How to find a duplicate element in an array of shuffled consecutive integers?

I recently came across a question somewhere:

Suppose you have an array of 1001 integers. The integers are in random order, but you know each of the integers is between 1 and 1000 (inclusive). In addition, each number appears only once in the array, except for one number, which occurs twice. Assume that you can access each element of the array only once. Describe an algorithm to find the repeated number. If you used auxiliary storage in your algorithm, can you find an algorithm that does not require it?

What I am interested in to know is the second part, i.e., without using auxiliary storage. Do you have any idea?


Solution 1:

Just add them all up, and subtract the total you would expect if only 1001 numbers were used from that.

Eg:

Input: 1,2,3,2,4 => 12
Expected: 1,2,3,4 => 10

Input - Expected => 2

Solution 2:

Update 2: Some people think that using XOR to find the duplicate number is a hack or trick. To which my official response is: "I am not looking for a duplicate number, I am looking for a duplicate pattern in an array of bit sets. And XOR is definitely suited better than ADD to manipulate bit sets". :-)

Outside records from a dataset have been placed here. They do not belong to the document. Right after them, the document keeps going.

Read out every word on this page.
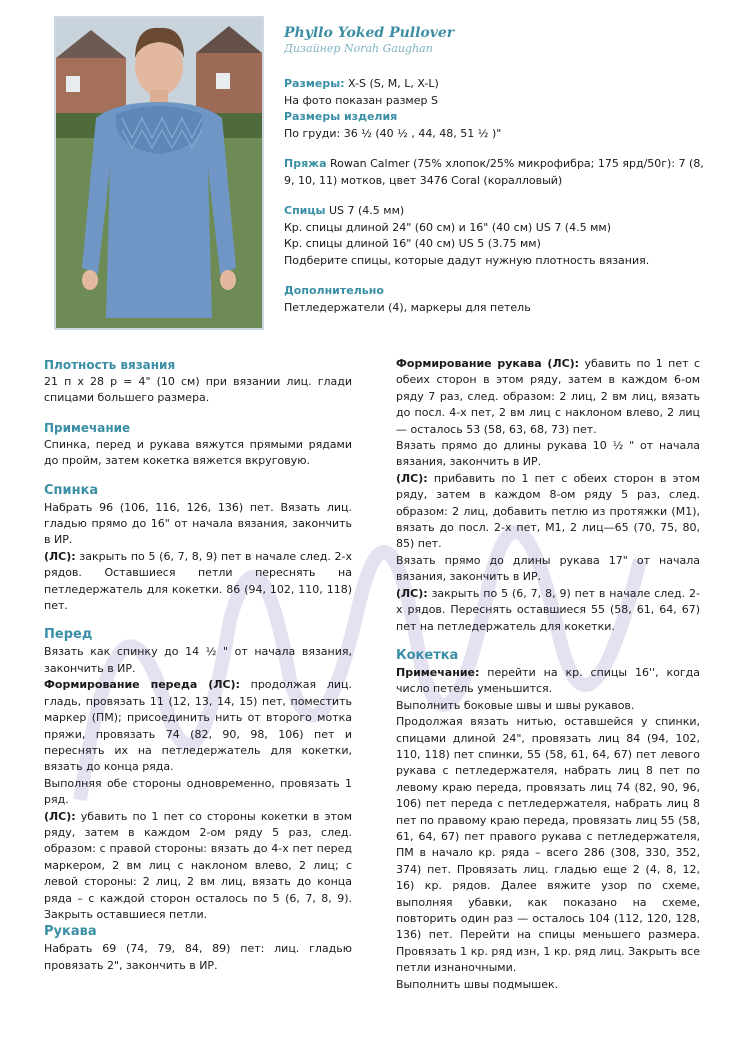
Phyllo Yoked Pullover

Дизайнер Norah Gaughan

Размеры: X-S (S, M, L, X-L)

На фото показан размер S

Размеры изделия

По груди: 36 ½ (40 ½ , 44, 48, 51 ½ )"

Пряжа Rowan Calmer (75% хлопок/25% микрофибра; 175 ярд/50г): 7 (8, 9, 10, 11) мотков, цвет 3476 Coral (коралловый)

Спицы US 7 (4.5 мм)

Кр. спицы длиной 24" (60 см) и 16" (40 см) US 7 (4.5 мм)

Кр. спицы длиной 16" (40 см) US 5 (3.75 мм)

Подберите спицы, которые дадут нужную плотность вязания.

Дополнительно

Петледержатели (4), маркеры для петель

Плотность вязания

21 п х 28 р = 4" (10 см) при вязании лиц. глади спицами большего размера.

Примечание

Спинка, перед и рукава вяжутся прямыми рядами до пройм, затем кокетка вяжется вкруговую.

Спинка

Набрать 96 (106, 116, 126, 136) пет. Вязать лиц. гладью прямо до 16" от начала вязания, закончить в ИР.

(ЛС): закрыть по 5 (6, 7, 8, 9) пет в начале след. 2-х рядов. Оставшиеся петли переснять на петледержатель для кокетки. 86 (94, 102, 110, 118) пет.

Перед

Вязать как спинку до 14 ½ " от начала вязания, закончить в ИР.

Формирование переда (ЛС): продолжая лиц. гладь, провязать 11 (12, 13, 14, 15) пет, поместить маркер (ПМ); присоединить нить от второго мотка пряжи, провязать 74 (82, 90, 98, 106) пет и переснять их на петледержатель для кокетки, вязать до конца ряда.

Выполняя обе стороны одновременно, провязать 1 ряд.

(ЛС): убавить по 1 пет со стороны кокетки в этом ряду, затем в каждом 2-ом ряду 5 раз, след. образом: с правой стороны: вязать до 4-х пет перед маркером, 2 вм лиц с наклоном влево, 2 лиц; с левой стороны: 2 лиц, 2 вм лиц, вязать до конца ряда – с каждой сторон осталось по 5 (6, 7, 8, 9). Закрыть оставшиеся петли.

Рукава

Набрать 69 (74, 79, 84, 89) пет: лиц. гладью провязать 2", закончить в ИР.

Формирование рукава (ЛС): убавить по 1 пет с обеих сторон в этом ряду, затем в каждом 6-ом ряду 7 раз, след. образом: 2 лиц, 2 вм лиц, вязать до посл. 4-х пет, 2 вм лиц с наклоном влево, 2 лиц— осталось 53 (58, 63, 68, 73) пет.

Вязать прямо до длины рукава 10 ½ " от начала вязания, закончить в ИР.

(ЛС): прибавить по 1 пет с обеих сторон в этом ряду, затем в каждом 8-ом ряду 5 раз, след. образом: 2 лиц, добавить петлю из протяжки (М1), вязать до посл. 2-х пет, М1, 2 лиц—65 (70, 75, 80, 85) пет.

Вязать прямо до длины рукава 17" от начала вязания, закончить в ИР.

(ЛС): закрыть по 5 (6, 7, 8, 9) пет в начале след. 2-х рядов. Переснять оставшиеся 55 (58, 61, 64, 67) пет на петледержатель для кокетки.

Кокетка

Примечание: перейти на кр. спицы 16'', когда число петель уменьшится.

Выполнить боковые швы и швы рукавов.

Продолжая вязать нитью, оставшейся у спинки, спицами длиной 24", провязать лиц 84 (94, 102, 110, 118) пет спинки, 55 (58, 61, 64, 67) пет левого рукава с петледержателя, набрать лиц 8 пет по левому краю переда, провязать лиц 74 (82, 90, 96, 106) пет переда с петледержателя, набрать лиц 8 пет по правому краю переда, провязать лиц 55 (58, 61, 64, 67) пет правого рукава с петледержателя, ПМ в начало кр. ряда – всего 286 (308, 330, 352, 374) пет. Провязать лиц. гладью еще 2 (4, 8, 12, 16) кр. рядов. Далее вяжите узор по схеме, выполняя убавки, как показано на схеме, повторить один раз — осталось 104 (112, 120, 128, 136) пет. Перейти на спицы меньшего размера. Провязать 1 кр. ряд изн, 1 кр. ряд лиц. Закрыть все петли изнаночными.

Выполнить швы подмышек.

Update: Just for fun before I go to bed, here's "one-line" alternative solution that requires zero additional storage (not even a loop counter), touches each array element only once, is non-destructive and does not scale at all :-)

printf("Answer : %d\n",
           array[0] ^
           array[1] ^
           array[2] ^
           // continue typing...
           array[999] ^
           array[1000] ^
           1 ^
           2 ^
           // continue typing...
           999^
           1000
      );

Note that the compiler will actually calculate the second half of that expression at compile time, so the "algorithm" will execute in exactly 1002 operations.

And if the array element values are know at compile time as well, the compiler will optimize the whole statement to a constant. :-)

Original solution: Which does not meet the strict requirements of the questions, even though it works to find the correct answer. It uses one additional integer to keep the loop counter, and it accesses each array element three times - twice to read it and write it at the current iteration and once to read it for the next iteration.

Well, you need at least one additional variable (or a CPU register) to store the index of the current element as you go through the array.

Aside from that one though, here's a destructive algorithm that can safely scale for any N up to MAX_INT.

for (int i = 1; i < 1001; i++)
{
   array[i] = array[i] ^ array[i-1] ^ i;
}

printf("Answer : %d\n", array[1000]);

I will leave the exercise of figuring out why this works to you, with a simple hint :-):

a ^ a = 0
0 ^ a = a